The number of people who could afford to purchase median-priced homes in the Los Angeles region fell sharply in July from the year-earlier period, the California Association of Realtors said. Affordability in July was down one percentage point from June.
The monthly California Housing Affordability Index, a measure of home affordability based on home prices, income and mortgage rates and other housing costs, showed that 14 percent of Los Angeles households could afford to purchase a median-priced home in July, down from 17 percent in July 2004.
The index is largely dependent on median home prices, which rose to $543,890 in July from $451,550 one year earlier, according to the CAR. In June, the median home price in L.A. County was $518,280.

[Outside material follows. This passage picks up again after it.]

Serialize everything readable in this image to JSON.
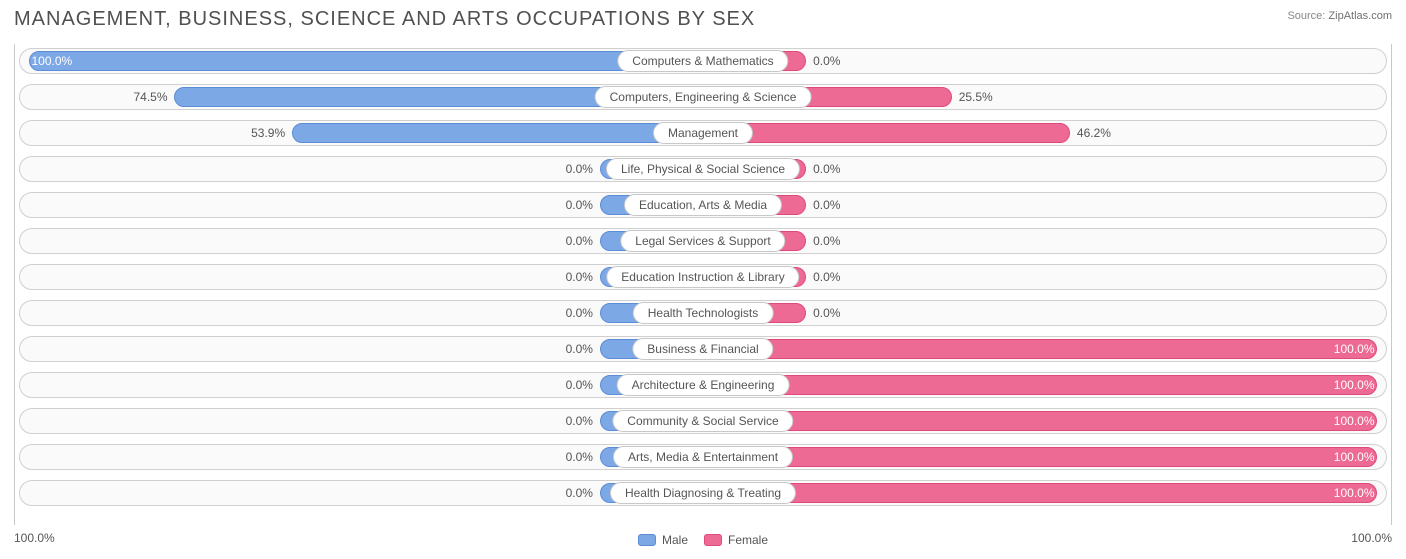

Statewide, 16 percent of the population could afford to buy a home, down from 19 percent in the year-ago period and unchanged from June. The median home price statewide in July was $540,900, versus $461,760 a year earlier and down from $543,120 in June.
The areas with the highest levels of affordability were the High Desert, which includes Palmdale and Lancaster, with 30 percent of households qualifying, and Fresno, at 21 percent. The least affordable markets were the Northern Wine Country and Santa Barbara and Sonoma counties, where only 7 percent of households could afford to buy a median-priced home. Santa Barbara County’s South Coast area had the most expensive homes, where the median price was over $1.3 million in July.
Nationwide, the median home price was $218,000 in July.